Preliminary Look at the Potential for Increasing Both Food and Fiber Production in the Southeast Via Land Conversions, A

Jay D. Atwood, Burton C. English
June 1984  [84-WP 6]

The Center for Agricultural and Rural Development (CARD) is developing a model to examine land use changes and their associated environmental and economic implications for the Southeast region of the United States. The model will be built as if there were two regions in the U.S. One region is the Southeast with the other region containing the remainder of the 48 contiguous states. The driving force within the model will be assumed levels of demand for, or prices of, various agricultural and silvicultural products on a market region and national level. The CARD southeast model will be a cost minimization linear program. It will allocate the land resources of the nation to alternative uses to produce the specified levels of crop, forest, and pasture/range products. The model will also incorporate constraints such as allowable erosion levels, regional shifts in production, and levels of government policy variables.
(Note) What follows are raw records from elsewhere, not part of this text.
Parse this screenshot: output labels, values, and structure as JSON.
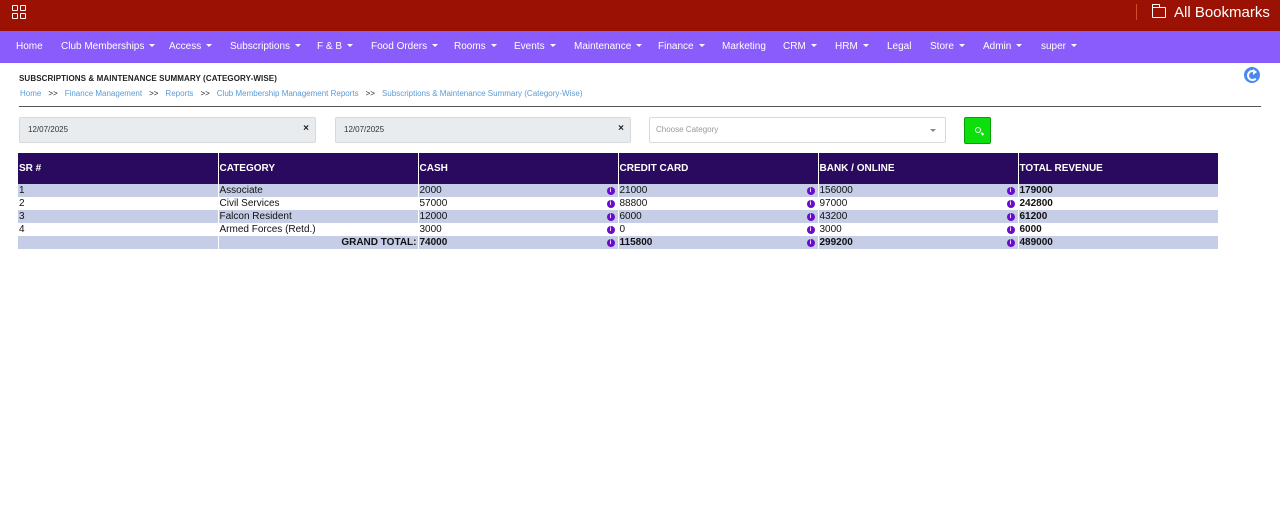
{
  "browser": {
    "bookmarks_label": "All Bookmarks"
  },
  "navbar": {
    "items": [
      {
        "label": "Home",
        "dropdown": false
      },
      {
        "label": "Club Memberships",
        "dropdown": true
      },
      {
        "label": "Access",
        "dropdown": true
      },
      {
        "label": "Subscriptions",
        "dropdown": true
      },
      {
        "label": "F & B",
        "dropdown": true
      },
      {
        "label": "Food Orders",
        "dropdown": true
      },
      {
        "label": "Rooms",
        "dropdown": true
      },
      {
        "label": "Events",
        "dropdown": true
      },
      {
        "label": "Maintenance",
        "dropdown": true
      },
      {
        "label": "Finance",
        "dropdown": true
      },
      {
        "label": "Marketing",
        "dropdown": false
      },
      {
        "label": "CRM",
        "dropdown": true
      },
      {
        "label": "HRM",
        "dropdown": true
      },
      {
        "label": "Legal",
        "dropdown": false
      },
      {
        "label": "Store",
        "dropdown": true
      },
      {
        "label": "Admin",
        "dropdown": true
      },
      {
        "label": "super",
        "dropdown": true
      }
    ]
  },
  "page": {
    "title": "SUBSCRIPTIONS & MAINTENANCE SUMMARY (CATEGORY-WISE)",
    "breadcrumb": [
      "Home",
      "Finance Management",
      "Reports",
      "Club Membership Management Reports",
      "Subscriptions & Maintenance Summary (Category-Wise)"
    ],
    "breadcrumb_sep": ">>"
  },
  "filters": {
    "date_from": "12/07/2025",
    "date_to": "12/07/2025",
    "clear_glyph": "×",
    "category_placeholder": "Choose Category"
  },
  "table": {
    "headers": [
      "SR #",
      "CATEGORY",
      "CASH",
      "CREDIT CARD",
      "BANK / ONLINE",
      "TOTAL REVENUE"
    ],
    "rows": [
      {
        "sr": "1",
        "category": "Associate",
        "cash": "2000",
        "credit_card": "21000",
        "bank_online": "156000",
        "total": "179000"
      },
      {
        "sr": "2",
        "category": "Civil Services",
        "cash": "57000",
        "credit_card": "88800",
        "bank_online": "97000",
        "total": "242800"
      },
      {
        "sr": "3",
        "category": "Falcon Resident",
        "cash": "12000",
        "credit_card": "6000",
        "bank_online": "43200",
        "total": "61200"
      },
      {
        "sr": "4",
        "category": "Armed Forces (Retd.)",
        "cash": "3000",
        "credit_card": "0",
        "bank_online": "3000",
        "total": "6000"
      }
    ],
    "grand_total": {
      "label": "GRAND TOTAL:",
      "cash": "74000",
      "credit_card": "115800",
      "bank_online": "299200",
      "total": "489000"
    },
    "info_glyph": "i"
  },
  "colors": {
    "browser_bar": "#9b1104",
    "navbar": "#8a5cfb",
    "table_header": "#2a0a5e",
    "row_stripe": "#c6cde6",
    "search_button": "#0ddf0d",
    "info_icon": "#6a0dcc"
  }
}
The basic hypothesis of this research is that future change sin national, including exports, and regional demand levels will cause substantial acreages of land in the Southeast to be converted to an alternative use. Such conversions could also occur as a result of government policy decisions. The land use conversions to be included in the Southeast are all directions between forest, crop, orchard, idle and pasture or range, and dryland to irrigated. In the remainder of the nation allowable conversions will be forest and pasture to crop and dryland to irrigated. The model will be an extension of current CARD national models by including for the Southeast the land conversions noted above. Also the crops of apples, citrus, peaches, pecans, sweet-corn, tomatoes, tobacco, sugarcane, rye, rice, and sweet and Irish potatoes will be included in the endogenous rather than exogenous crop sector for selected states as shown in Appendix 1. An overview of the model process is given in Figure 1.